A retrospective analysis of 40 patients (80 feet) undergoing Cole osteotomy between 2021 and 2023 was conducted. Patients were stratified into two matched cohorts: Group A (manual osteotomy, n = 20) and Group B (PSCG-assisted, n = 20). Radiographic parameters (Meary’s angle, TMI, TCA, Djian-Annonier angle, Pitch angle) and functional outcomes (VAS, AOFAS, SF-36) were analyzed preoperatively and at mean 17-month follow-up. Surgical metrics including operative time, fluoroscopy frequency, and complication rates were systematically compared.

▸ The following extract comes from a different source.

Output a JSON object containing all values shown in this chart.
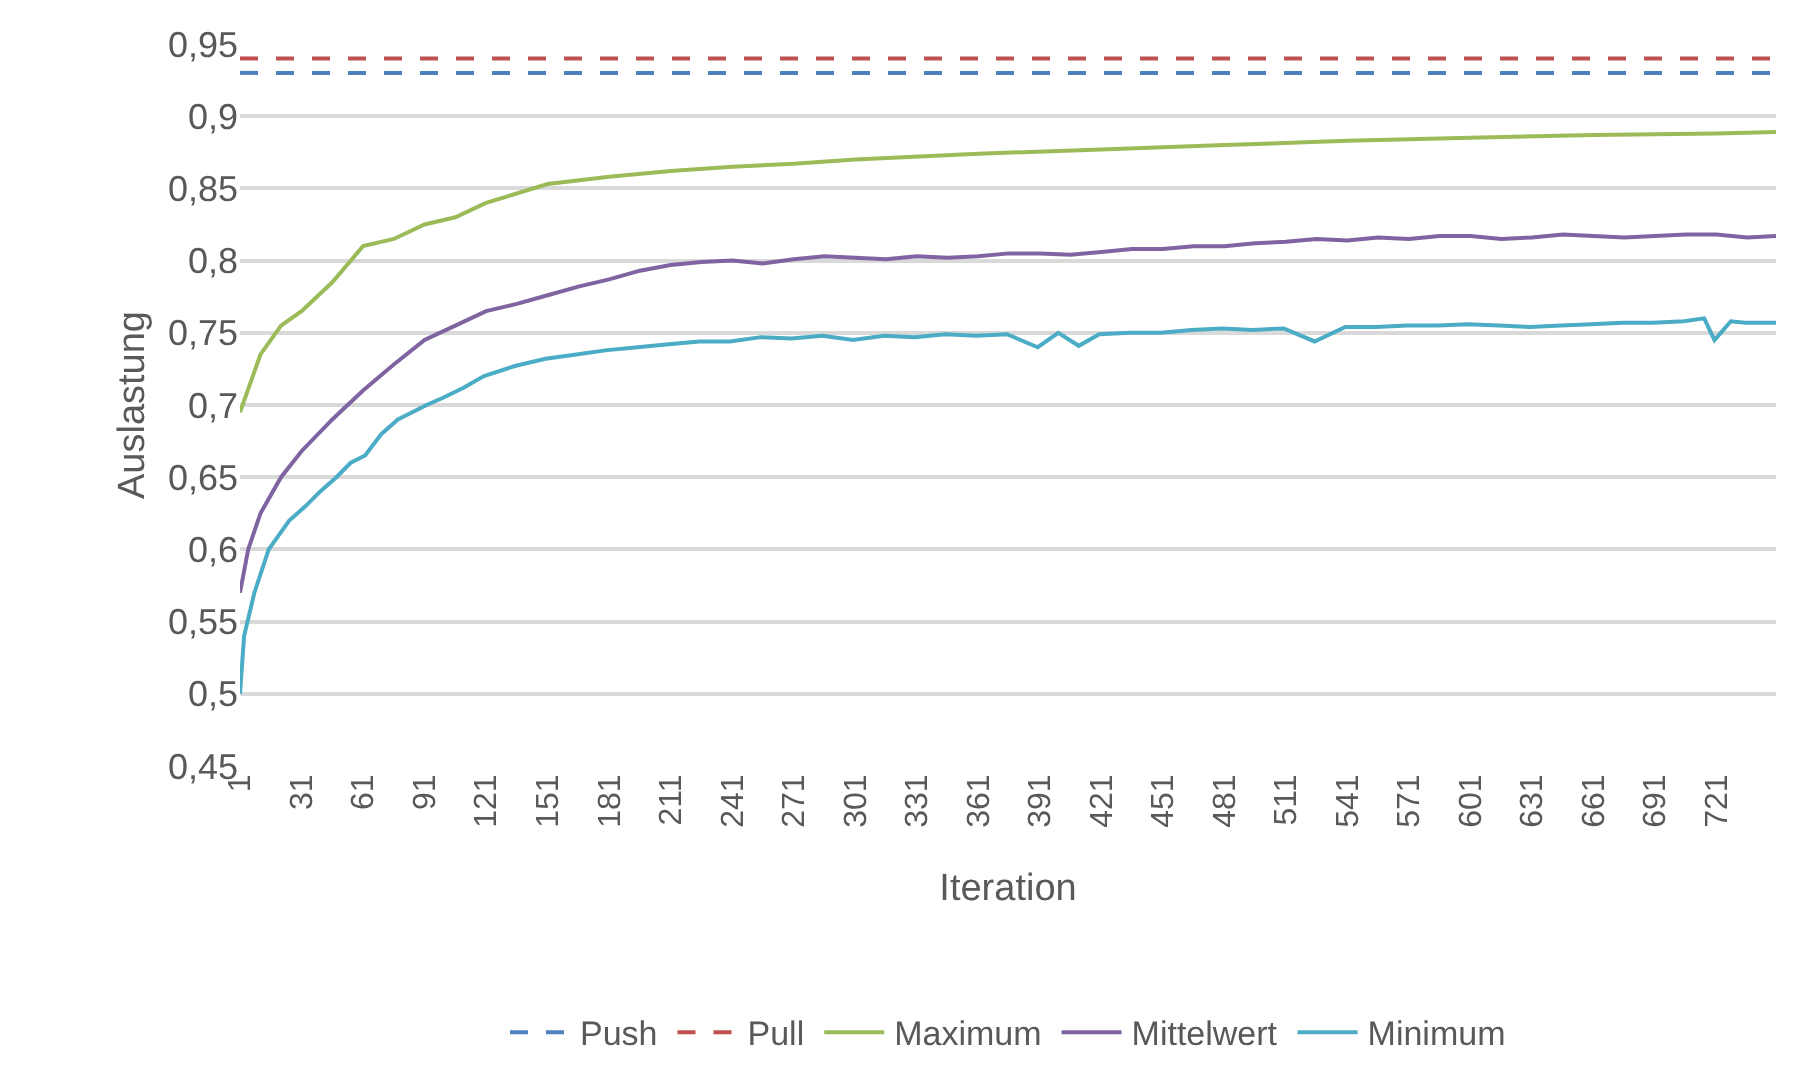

Radiographic analysis demonstrated superior angular correction in the PSCG-assisted cohort versus conventional osteotomy, with significantly improved bilateral Meary’s angle (Right: 1.94°±0.62 vs. 6.04°±2.20, P < 0.05; Left: 1.62°±0.54 vs. 6.39°±2.04, P < 0.05) and TMI angle (Right: 4.32°±3.14 vs. 8.51°±8.12, P < 0.05; Left: 4.74°±2.44 vs. 8.53°±5.93, P < 0.05). The PSCG technique achieved equivalent correction in TCA, Djian-Annonier, and Pitch angles while demonstrating enhanced consistency (38–66% reduction in standard deviations). Functionally, PSCG-assisted procedures yielded superior AOFAS scores (97.71 ± 0.77 vs. 92.07 ± 2.25, Δ = 5.64 [95%CI 4.54–6.74], P < 0.05) and SF-36 outcomes, particularly in general health (Δ = 16.96, P < 0.05) and mental well-being (Δ = 7.92, P = 0.001). Operative metrics favored PSCG with 36% shorter procedure time (82.9 ± 13.9 vs. 129.0 ± 39.6 min, P < 0.05) and 77% reduced intraoperative fluoroscopy (4.65 ± 1.06 vs. 20.07 ± 2.92 exposures, P < 0.05). No surgical site infections occurred in the PSCG group versus one superficial SSI in controls

3D-printed PSCGs provide anatomically precise, efficient correction of complex midfoot deformities while minimizing intraoperative radiation exposure, establishing this technology as a safe and reproducible alternative to conventional techniques.